No vi nada dedicado a la memoria de don Ventura, si bien por las calles de la población diversas fotografías recordaban La caballada, celebración típica de Pentecostés. Con ella reciben los atencinos a José García y a María Ignacia, recién casados. Don Ventura Miedes participó en aquella caballada.
Cuando llegamos al castillo, el cielo estaba tan negro que nos temimos lo peor. Rodeamos lo que queda de él. Yo me emocioné pensando que por allí había estado Lucila Ansúrez, madre de Vicente Halcón, y que emprende una alucinante caminata por Madrid en busca de su amante, secuestrado por una monja ex-claustrada. Desde el castillo se veía el vecino cementerio. Eran tumbas nuevas. No, allí no podía estar la de don Ventura Miedes, muerto de hambre y de pobreza.

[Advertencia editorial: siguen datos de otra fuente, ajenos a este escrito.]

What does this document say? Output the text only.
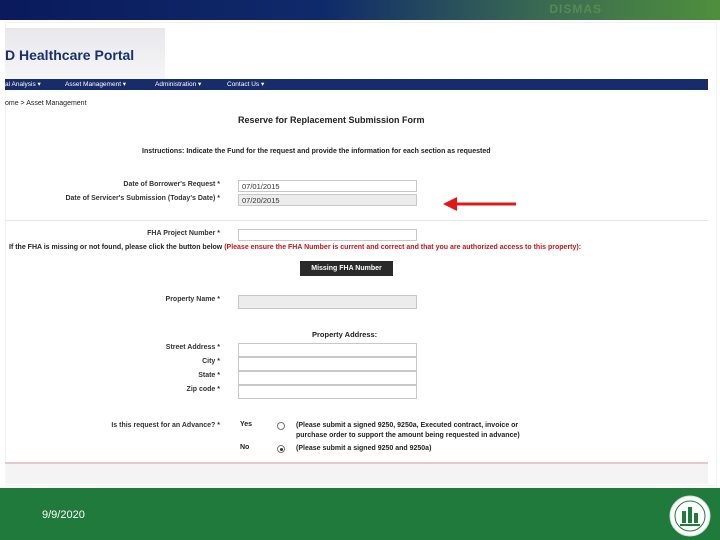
DISMAS
D Healthcare Portal
al Analysis ▾	Asset Management ▾	Administration ▾	Contact Us ▾
ome > Asset Management
Reserve for Replacement Submission Form
Instructions: Indicate the Fund for the request and provide the information for each section as requested
Date of Borrower's Request *	07/01/2015
Date of Servicer's Submission (Today's Date) *	07/20/2015
FHA Project Number *
If the FHA is missing or not found, please click the button below (Please ensure the FHA Number is current and correct and that you are authorized access to this property):
Missing FHA Number
Property Name *
Property Address:
Street Address *
City *
State *
Zip code *
Is this request for an Advance? *	Yes	(Please submit a signed 9250, 9250a, Executed contract, invoice or
purchase order to support the amount being requested in advance)
No	(Please submit a signed 9250 and 9250a)
9/9/2020
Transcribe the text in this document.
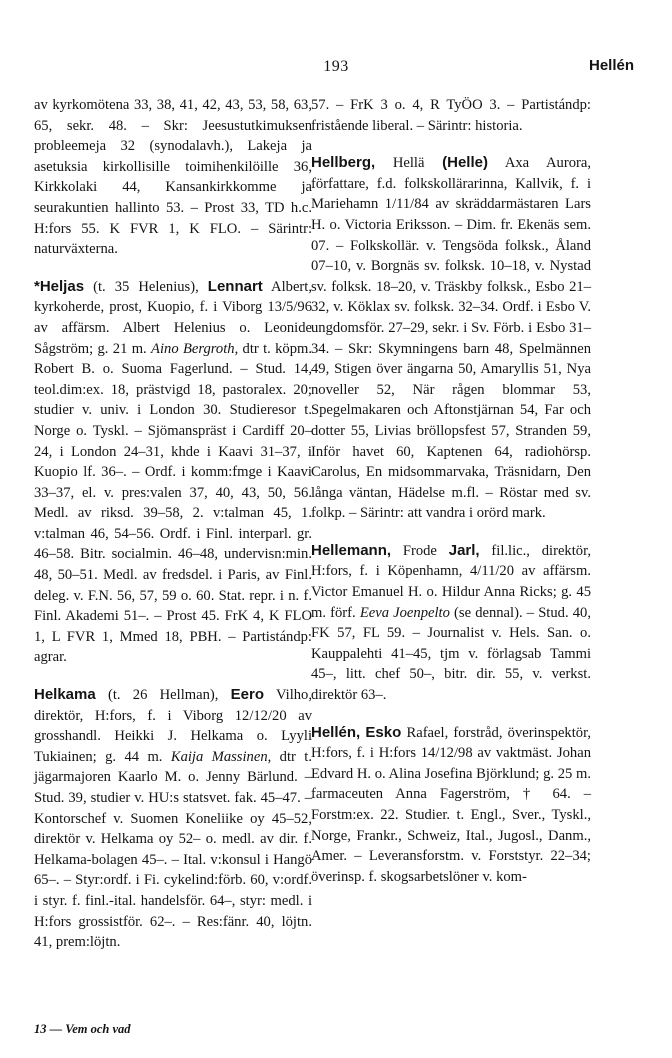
193	Hellén

av kyrkomötena 33, 38, 41, 42, 43, 53, 58, 63, 65, sekr. 48. – Skr: Jeesustutkimuksen probleemeja 32 (synodalavh.), Lakeja ja asetuksia kirkollisille toimihenkilöille 36, Kirkkolaki 44, Kansankirkkomme ja seurakuntien hallinto 53. – Prost 33, TD h.c. H:fors 55. K FVR 1, K FLO. – Särintr: naturväxterna.

*Heljas (t. 35 Helenius), Lennart Albert, kyrkoherde, prost, Kuopio, f. i Viborg 13/5/96 av affärsm. Albert Helenius o. Leonide Sågström; g. 21 m. Aino Bergroth, dtr t. köpm. Robert B. o. Suoma Fagerlund. – Stud. 14, teol.dim:ex. 18, prästvigd 18, pastoralex. 20; studier v. univ. i London 30. Studieresor t. Norge o. Tyskl. – Sjömanspräst i Cardiff 20–24, i London 24–31, khde i Kaavi 31–37, i Kuopio lf. 36–. – Ordf. i komm:fmge i Kaavi 33–37, el. v. pres:valen 37, 40, 43, 50, 56. Medl. av riksd. 39–58, 2. v:talman 45, 1. v:talman 46, 54–56. Ordf. i Finl. interparl. gr. 46–58. Bitr. socialmin. 46–48, undervisn:min. 48, 50–51. Medl. av fredsdel. i Paris, av Finl. deleg. v. F.N. 56, 57, 59 o. 60. Stat. repr. i n. f. Finl. Akademi 51–. – Prost 45. FrK 4, K FLO 1, L FVR 1, Mmed 18, PBH. – Partistándp: agrar.

Helkama (t. 26 Hellman), Eero Vilho, direktör, H:fors, f. i Viborg 12/12/20 av grosshandl. Heikki J. Helkama o. Lyyli Tukiainen; g. 44 m. Kaija Massinen, dtr t. jägarmajoren Kaarlo M. o. Jenny Bärlund. – Stud. 39, studier v. HU:s statsvet. fak. 45–47. – Kontorschef v. Suomen Koneliike oy 45–52, direktör v. Helkama oy 52– o. medl. av dir. f. Helkama-bolagen 45–. – Ital. v:konsul i Hangö 65–. – Styr:ordf. i Fi. cykelind:förb. 60, v:ordf. i styr. f. finl.-ital. handelsför. 64–, styr: medl. i H:fors grossistför. 62–. – Res:fänr. 40, löjtn. 41, prem:löjtn.

57. – FrK 3 o. 4, R TyÖO 3. – Partistándp: fristående liberal. – Särintr: historia.

Hellberg, Hellä (Helle) Axa Aurora, författare, f.d. folkskollärarinna, Kallvik, f. i Mariehamn 1/11/84 av skräddarmästaren Lars H. o. Victoria Eriksson. – Dim. fr. Ekenäs sem. 07. – Folkskollär. v. Tengsöda folksk., Åland 07–10, v. Borgnäs sv. folksk. 10–18, v. Nystad sv. folksk. 18–20, v. Träskby folksk., Esbo 21–32, v. Köklax sv. folksk. 32–34. Ordf. i Esbo V. ungdomsför. 27–29, sekr. i Sv. Förb. i Esbo 31–34. – Skr: Skymningens barn 48, Spelmännen 49, Stigen över ängarna 50, Amaryllis 51, Nya noveller 52, När rågen blommar 53, Spegelmakaren och Aftonstjärnan 54, Far och dotter 55, Livias bröllopsfest 57, Stranden 59, Inför havet 60, Kaptenen 64, radiohörsp. Carolus, En midsommarvaka, Träsnidarn, Den långa väntan, Hädelse m.fl. – Röstar med sv. folkp. – Särintr: att vandra i orörd mark.

Hellemann, Frode Jarl, fil.lic., direktör, H:fors, f. i Köpenhamn, 4/11/20 av affärsm. Victor Emanuel H. o. Hildur Anna Ricks; g. 45 m. förf. Eeva Joenpelto (se dennal). – Stud. 40, FK 57, FL 59. – Journalist v. Hels. San. o. Kauppalehti 41–45, tjm v. förlagsab Tammi 45–, litt. chef 50–, bitr. dir. 55, v. verkst. direktör 63–.

Hellén, Esko Rafael, forstråd, överinspektör, H:fors, f. i H:fors 14/12/98 av vaktmäst. Johan Edvard H. o. Alina Josefina Björklund; g. 25 m. farmaceuten Anna Fagerström, † 64. – Forstm:ex. 22. Studier. t. Engl., Sver., Tyskl., Norge, Frankr., Schweiz, Ital., Jugosl., Danm., Amer. – Leveransforstm. v. Forststyr. 22–34; överinsp. f. skogsarbetslöner v. kom-

13 — Vem och vad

Me hice cruces pensando que el pobre de don Ventura Miedes subía hasta aquellos peñascos para dar a los Ansúrez lo que él no tenía: pan y comida... José García Fajardo protegerá a la familia Ansúrez. Me emocioné; y casi diría que hasta vi a los personajes de Galdós moverse por unos caminos que, sin duda, no hubieran reconocido. Acaricié una piedra del castillo como si sobre ella hubiera descansado Lucila Ansúrez. ¡Me hubiera gustado tanto hablar con ella!
El cielo estaba cada vez más negro. Nos vino justo llegar al pueblo y subir al coche. Con las primeras gotas de lluvia emprendimos el regreso hacia Brihuega. A los pocos minutos de estar en marcha, ya en la carretera, cayó una terrible granizada. Nunca habíamos sufrido una cosa similar. Temimos, tanta era la furia con la que caía y tan grueso el pedrisco, que se rompiera el parabrisas del coche y que este se abollara. Asustados y con todas las luces encendidas, nos detuvimos en un lado de la carretera. Cuando cesó de caer piedra, mi amiga, ansiosa de estar al tanto de lo que sucedía en el país, puso la radio mientras yo conducía con toda la prudencia del mundo. Alguien del partido en el poder estaba hablando por la radio, defendiendo los recortes del gobierno, defendiendo que nos suban los impuestos, nos bajen el sueldo y nos aumenten las horas de trabajo, defendiendo el desmantelamiento de todas las ventajas adquiridas a lo largo de años y años. El hombre, con voz de circunstancias, decía que eran medidas dolorosas, muy dolorosas, pero necesarias, inevitables si queremos preservar el futuro de nuestros hijos. No pude evitar una sonrisa. Me acordé de unas palabras de la cuñada de José García Fajardo:
Fomentaremos también la Religión, que nace de la conformidad del pobre con la pobreza. ¿Para qué pagamos tanto clérigo, y tanto obispo y tanto capellán, si no es para que enseñen a los míseros la resignación, y les hagan ver que mientras más sufran aquí, más fácilmente ganarán el cielo?”[3]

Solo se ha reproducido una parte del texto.